Runtime integration between OMNeT++ simulation and Python ML model

I’m working on a network simulation project using OMNeT++ version 4.6 with the INET framework. My setup involves a machine learning model developed in Python that needs to interact with the simulation while it’s running.

The workflow is like this: my OMNeT++ simulation collects network metrics including signal quality measurements and mobile device positions. This information needs to be passed to my Python ML model for processing. The Python side then calculates optimization parameters to improve network performance and sends these back to the simulation.

What I need help with is establishing this bidirectional communication between the running OMNeT++ process and the Python application. Both need to exchange data continuously during simulation execution. Has anyone implemented something similar or know what approach works best for this kind of inter-process communication?

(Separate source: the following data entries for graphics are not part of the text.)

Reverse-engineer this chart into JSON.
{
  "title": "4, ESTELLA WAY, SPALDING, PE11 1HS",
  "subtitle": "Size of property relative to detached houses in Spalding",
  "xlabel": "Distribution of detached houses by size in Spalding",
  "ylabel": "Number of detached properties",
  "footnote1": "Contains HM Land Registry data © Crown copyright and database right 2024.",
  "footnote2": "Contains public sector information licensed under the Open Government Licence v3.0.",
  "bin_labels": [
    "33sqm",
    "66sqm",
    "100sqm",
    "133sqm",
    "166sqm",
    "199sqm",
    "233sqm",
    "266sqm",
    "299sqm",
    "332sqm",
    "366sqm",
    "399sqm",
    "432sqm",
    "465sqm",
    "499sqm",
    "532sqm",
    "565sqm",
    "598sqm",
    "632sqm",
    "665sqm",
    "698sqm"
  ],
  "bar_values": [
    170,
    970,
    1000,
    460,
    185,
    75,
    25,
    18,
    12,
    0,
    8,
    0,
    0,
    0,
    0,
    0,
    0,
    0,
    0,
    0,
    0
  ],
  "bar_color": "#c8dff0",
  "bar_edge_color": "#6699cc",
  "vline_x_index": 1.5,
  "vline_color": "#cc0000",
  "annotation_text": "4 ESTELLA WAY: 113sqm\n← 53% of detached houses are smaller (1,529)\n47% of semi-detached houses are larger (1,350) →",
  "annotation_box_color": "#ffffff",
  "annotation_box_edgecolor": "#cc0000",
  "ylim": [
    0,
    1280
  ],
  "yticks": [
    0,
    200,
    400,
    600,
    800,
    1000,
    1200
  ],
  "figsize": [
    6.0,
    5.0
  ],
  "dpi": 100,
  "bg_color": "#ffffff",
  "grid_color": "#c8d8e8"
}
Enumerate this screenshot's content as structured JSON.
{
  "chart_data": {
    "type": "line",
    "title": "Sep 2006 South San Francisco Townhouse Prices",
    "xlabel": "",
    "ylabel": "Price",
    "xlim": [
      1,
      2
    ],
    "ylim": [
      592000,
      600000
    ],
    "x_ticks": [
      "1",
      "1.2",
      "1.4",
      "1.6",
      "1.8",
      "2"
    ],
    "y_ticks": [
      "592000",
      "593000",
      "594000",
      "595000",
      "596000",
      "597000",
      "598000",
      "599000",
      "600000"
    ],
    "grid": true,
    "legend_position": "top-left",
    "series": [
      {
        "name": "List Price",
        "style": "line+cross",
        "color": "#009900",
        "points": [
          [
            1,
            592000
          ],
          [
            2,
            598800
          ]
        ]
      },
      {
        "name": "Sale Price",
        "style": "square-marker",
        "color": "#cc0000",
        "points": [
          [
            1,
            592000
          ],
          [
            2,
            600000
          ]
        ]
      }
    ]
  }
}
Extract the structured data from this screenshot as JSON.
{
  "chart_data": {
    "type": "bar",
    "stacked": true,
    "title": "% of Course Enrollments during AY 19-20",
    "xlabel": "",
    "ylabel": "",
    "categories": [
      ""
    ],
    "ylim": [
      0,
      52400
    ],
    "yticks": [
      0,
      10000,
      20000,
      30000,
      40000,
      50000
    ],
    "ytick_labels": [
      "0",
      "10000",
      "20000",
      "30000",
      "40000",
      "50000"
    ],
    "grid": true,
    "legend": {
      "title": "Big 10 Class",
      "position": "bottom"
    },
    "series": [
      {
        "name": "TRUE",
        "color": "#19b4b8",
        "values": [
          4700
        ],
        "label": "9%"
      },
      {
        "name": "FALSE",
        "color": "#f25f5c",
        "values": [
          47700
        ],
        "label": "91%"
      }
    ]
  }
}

Had the same problem two years back with a cognitive radio simulation that needed real-time ML feedback. Tried a bunch of approaches but named pipes worked best. Way lower latency than sockets, which was huge for keeping simulation timing accurate. Set up two named pipes - one for OMNeT++ to send data to Python, another for Python to send optimization parameters back. OMNeT++ writes serialized data packets with your metrics, Python reads from its input pipe and writes results to the output pipe. Just make sure you handle serialization right - binary data’s way more efficient than text when you’re dealing with continuous streams. The tricky part is timing sync between simulation and ML processing. I added a simple acknowledgment mechanism so Python finishes its calculations before the simulation moves to the next step. Keeps the simulation from getting ahead of the ML optimization.